BiblioTechCTech's Book Review: Lessons from an Israeli startup journey.
CTech's Book Review: Lessons from an Israeli startup journey.
Assaf Luxembourg, partner at Plus972 creative agency, shares insights from the book ‘’Exit’’ by Naftali Bennett.
Assaf Luxembourg is a partner at Plus972, a fully-integrated branding, marketing, and design agency where he leads the agency’s operations in Israel. He has joined CTech to share a review of ‘’Exit’’ by Naftali Bennett.
Title: “Exit’’ Author: Naftali Bennett Format: Online-book Where: Home
The book "Exit" contains the main insights, mistakes, and lessons from the journey of Naftali Bennett, who was a successful Israeli serial tech entrepreneur and investor, way before entering politics and becoming Israel’s prime minister in 2021. The book mainly focuses on Bennett’s journey with Cyota, his first startup, which made a notable exit in 2005. Many of the book’s insights are universal timeless business and leadership lessons.
The book contains insights and takeaways on many aspects of a tech startup journey, from raising money to product development, from marketing and sales to leadership and management, from the early stage to pre-exit, and more.
‘’Exit’’ is written in a very “Israeli way.” Instead of a plot with a beginning, middle, and end - the book is constructed according to topics with quick, actionable “Tachles'' lessons. This allows readers to jump through topics and insights according to interest without being confined by the structure of the book.
What I’ve Learned:
Personally, I took many lessons from this book, which I find myself using to this day when working with startups and doing entrepreneurship education.
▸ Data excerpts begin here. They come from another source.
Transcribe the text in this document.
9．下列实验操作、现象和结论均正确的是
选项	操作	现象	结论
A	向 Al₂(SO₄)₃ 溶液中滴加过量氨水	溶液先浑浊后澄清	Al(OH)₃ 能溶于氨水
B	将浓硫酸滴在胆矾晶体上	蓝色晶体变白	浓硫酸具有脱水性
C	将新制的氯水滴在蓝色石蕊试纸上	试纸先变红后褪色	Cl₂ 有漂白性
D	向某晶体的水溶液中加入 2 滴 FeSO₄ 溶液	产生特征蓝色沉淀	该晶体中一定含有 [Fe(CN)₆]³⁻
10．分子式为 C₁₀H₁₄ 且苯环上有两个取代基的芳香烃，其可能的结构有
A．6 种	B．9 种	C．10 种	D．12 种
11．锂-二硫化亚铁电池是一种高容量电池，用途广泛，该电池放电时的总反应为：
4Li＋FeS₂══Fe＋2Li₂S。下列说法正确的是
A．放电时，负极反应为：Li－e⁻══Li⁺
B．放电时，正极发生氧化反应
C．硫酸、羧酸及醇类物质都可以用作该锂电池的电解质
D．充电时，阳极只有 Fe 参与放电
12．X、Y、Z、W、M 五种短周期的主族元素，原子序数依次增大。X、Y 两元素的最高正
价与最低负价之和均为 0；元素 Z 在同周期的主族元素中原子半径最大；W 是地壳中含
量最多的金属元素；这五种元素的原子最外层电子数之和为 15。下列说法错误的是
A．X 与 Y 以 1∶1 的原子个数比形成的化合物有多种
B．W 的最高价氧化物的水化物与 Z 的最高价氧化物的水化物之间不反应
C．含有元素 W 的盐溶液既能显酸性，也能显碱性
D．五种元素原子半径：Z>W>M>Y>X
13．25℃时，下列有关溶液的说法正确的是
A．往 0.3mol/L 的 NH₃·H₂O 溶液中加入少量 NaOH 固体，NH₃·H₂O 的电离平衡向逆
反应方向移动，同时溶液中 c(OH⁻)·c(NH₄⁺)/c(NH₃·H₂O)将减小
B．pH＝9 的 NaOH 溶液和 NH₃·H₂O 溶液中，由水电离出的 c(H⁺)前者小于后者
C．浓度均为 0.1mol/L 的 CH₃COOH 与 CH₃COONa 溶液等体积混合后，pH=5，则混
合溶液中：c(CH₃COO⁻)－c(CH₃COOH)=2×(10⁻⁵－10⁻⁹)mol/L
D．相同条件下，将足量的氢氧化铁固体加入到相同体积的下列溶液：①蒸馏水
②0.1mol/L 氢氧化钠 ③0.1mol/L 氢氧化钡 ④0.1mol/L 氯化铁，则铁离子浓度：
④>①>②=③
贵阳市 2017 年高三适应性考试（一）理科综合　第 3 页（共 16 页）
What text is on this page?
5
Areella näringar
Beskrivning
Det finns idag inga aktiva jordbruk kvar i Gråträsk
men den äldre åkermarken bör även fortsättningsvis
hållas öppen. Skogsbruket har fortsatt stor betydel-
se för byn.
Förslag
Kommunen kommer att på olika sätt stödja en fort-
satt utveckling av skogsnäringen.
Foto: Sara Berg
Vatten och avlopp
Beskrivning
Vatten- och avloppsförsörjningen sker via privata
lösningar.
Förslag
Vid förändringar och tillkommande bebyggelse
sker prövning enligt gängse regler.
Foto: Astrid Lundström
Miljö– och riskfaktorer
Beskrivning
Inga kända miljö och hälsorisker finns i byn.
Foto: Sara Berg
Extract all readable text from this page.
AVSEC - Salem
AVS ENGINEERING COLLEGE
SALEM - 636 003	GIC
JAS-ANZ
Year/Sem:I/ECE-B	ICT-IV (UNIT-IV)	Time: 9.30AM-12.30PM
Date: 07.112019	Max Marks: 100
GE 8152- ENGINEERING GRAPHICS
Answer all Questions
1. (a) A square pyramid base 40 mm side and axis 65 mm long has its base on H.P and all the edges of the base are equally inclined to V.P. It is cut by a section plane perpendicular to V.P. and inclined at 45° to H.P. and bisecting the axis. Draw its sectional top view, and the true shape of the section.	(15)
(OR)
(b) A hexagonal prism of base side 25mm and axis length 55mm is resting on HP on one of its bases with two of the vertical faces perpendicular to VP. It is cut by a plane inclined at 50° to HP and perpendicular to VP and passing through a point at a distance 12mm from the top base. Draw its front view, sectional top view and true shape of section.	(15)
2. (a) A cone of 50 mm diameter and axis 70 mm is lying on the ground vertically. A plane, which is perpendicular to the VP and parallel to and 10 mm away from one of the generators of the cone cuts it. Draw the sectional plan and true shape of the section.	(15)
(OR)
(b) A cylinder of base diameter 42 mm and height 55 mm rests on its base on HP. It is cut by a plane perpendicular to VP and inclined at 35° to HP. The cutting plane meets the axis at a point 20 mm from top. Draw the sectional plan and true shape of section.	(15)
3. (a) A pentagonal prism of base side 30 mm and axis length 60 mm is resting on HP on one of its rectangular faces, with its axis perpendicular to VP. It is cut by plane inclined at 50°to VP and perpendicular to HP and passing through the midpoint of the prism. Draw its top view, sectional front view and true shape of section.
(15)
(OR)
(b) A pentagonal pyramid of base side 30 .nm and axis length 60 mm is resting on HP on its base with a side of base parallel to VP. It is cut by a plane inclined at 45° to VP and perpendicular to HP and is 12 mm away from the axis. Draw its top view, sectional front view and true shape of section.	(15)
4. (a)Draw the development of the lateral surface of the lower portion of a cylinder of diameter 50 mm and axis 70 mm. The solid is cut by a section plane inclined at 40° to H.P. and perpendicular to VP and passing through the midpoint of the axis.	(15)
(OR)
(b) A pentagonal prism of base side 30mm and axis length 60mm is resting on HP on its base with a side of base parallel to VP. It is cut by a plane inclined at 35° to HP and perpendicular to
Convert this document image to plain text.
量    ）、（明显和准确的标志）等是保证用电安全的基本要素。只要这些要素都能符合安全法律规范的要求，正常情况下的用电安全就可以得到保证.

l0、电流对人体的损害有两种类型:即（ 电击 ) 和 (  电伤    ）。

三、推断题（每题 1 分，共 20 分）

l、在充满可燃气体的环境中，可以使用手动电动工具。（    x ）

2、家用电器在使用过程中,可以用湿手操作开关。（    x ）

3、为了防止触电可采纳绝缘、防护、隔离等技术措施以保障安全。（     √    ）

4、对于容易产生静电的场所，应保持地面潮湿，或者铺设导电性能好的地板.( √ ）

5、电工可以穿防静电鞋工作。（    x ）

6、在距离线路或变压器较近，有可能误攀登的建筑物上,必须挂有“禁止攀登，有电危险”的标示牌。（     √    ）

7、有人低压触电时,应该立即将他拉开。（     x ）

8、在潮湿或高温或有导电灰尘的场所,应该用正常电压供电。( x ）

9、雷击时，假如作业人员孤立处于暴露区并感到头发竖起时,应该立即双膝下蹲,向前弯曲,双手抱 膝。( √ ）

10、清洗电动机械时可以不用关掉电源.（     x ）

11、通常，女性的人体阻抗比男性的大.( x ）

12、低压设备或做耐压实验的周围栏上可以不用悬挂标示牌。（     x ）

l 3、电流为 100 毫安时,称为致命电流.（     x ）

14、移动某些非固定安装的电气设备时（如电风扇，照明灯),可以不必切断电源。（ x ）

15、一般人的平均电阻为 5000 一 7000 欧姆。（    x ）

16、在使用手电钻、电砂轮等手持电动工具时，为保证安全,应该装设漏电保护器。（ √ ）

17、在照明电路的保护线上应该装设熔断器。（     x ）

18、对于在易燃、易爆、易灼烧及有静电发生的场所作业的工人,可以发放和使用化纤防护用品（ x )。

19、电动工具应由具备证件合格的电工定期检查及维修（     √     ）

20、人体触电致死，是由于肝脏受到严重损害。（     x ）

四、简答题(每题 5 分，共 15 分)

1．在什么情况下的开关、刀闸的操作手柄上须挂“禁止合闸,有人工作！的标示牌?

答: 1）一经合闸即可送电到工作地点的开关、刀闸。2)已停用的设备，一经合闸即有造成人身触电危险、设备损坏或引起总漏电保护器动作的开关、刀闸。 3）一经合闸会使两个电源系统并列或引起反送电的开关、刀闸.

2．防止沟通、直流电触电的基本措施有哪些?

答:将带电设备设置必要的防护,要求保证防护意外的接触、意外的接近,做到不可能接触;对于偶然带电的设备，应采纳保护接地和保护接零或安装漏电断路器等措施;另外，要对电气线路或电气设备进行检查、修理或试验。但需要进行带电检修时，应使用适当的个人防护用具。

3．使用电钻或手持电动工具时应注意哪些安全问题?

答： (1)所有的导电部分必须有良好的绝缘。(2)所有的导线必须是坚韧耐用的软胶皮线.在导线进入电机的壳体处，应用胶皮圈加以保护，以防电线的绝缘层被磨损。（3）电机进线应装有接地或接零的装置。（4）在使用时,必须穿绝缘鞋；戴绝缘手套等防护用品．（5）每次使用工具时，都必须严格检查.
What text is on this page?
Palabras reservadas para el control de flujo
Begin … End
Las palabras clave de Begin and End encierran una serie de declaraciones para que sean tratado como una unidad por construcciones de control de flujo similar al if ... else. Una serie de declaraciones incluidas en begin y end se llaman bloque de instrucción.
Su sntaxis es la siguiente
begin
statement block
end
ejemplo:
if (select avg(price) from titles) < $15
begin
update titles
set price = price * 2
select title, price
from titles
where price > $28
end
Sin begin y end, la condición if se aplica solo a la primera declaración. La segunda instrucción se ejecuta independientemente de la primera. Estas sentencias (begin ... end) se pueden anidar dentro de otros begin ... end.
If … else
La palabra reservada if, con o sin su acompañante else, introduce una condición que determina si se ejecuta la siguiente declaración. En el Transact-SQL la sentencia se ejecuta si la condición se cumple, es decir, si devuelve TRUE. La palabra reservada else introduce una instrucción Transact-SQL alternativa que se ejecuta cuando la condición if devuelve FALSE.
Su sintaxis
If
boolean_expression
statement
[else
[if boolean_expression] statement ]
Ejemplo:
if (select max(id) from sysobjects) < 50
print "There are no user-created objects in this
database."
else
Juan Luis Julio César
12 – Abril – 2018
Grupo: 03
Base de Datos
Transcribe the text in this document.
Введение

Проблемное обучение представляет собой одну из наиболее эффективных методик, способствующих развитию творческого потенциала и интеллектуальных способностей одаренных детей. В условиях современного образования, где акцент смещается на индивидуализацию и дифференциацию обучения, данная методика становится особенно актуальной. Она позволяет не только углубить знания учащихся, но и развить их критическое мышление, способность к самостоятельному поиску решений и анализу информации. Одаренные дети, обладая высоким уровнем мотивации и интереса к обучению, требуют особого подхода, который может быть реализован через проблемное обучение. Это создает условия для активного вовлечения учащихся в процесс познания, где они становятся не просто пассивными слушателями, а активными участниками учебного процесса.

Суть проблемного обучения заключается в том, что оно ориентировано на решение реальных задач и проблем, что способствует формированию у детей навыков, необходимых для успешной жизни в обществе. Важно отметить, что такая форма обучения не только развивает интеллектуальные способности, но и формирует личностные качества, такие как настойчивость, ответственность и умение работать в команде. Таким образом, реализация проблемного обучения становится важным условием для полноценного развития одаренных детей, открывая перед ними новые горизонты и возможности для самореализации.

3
One notable lesson is about client pitching. Bennett tells the story of how he and the Cyota team learned from inpatient clients to avoid presenting the company, product, benefits, and features - and instead focus only on 1. How are they different from the competition, and; 2. Why the client should care and those differences.
As someone who helps startups, I came to learn that the usual tendency of founders is to sell the dream. Of course, we want to tell the story of the problem, the solution, the product-market-fit, the team… However, when pitching to clients, we must remember that it’s not about us, but about them. Bennett himself writes, “Some will say that all these things are obvious. Fundamentals of marketing and business. They are right. But look around you, at all the companies that offer you products and services. Usually, there is no real difference between the various competitors, or there are differences that are not relevant to you.”
Who Should Read This Book:
The immediate target audience for this book is of course founders and entrepreneurs who wish to gain practical insights about the tech startup journey, from a successful case study.
More so, international business people who work with Israelis, or are interested in understanding “Startup Nation”, may find this book useful and valuable in providing a glance at an “Israeli way” of doing business, building startups, and approaching challenges.
Last, I believe many Israelis who work with overseas partners would see value in sharing this book with their colleagues, as a way to show the local startup culture in an eye-leveling way.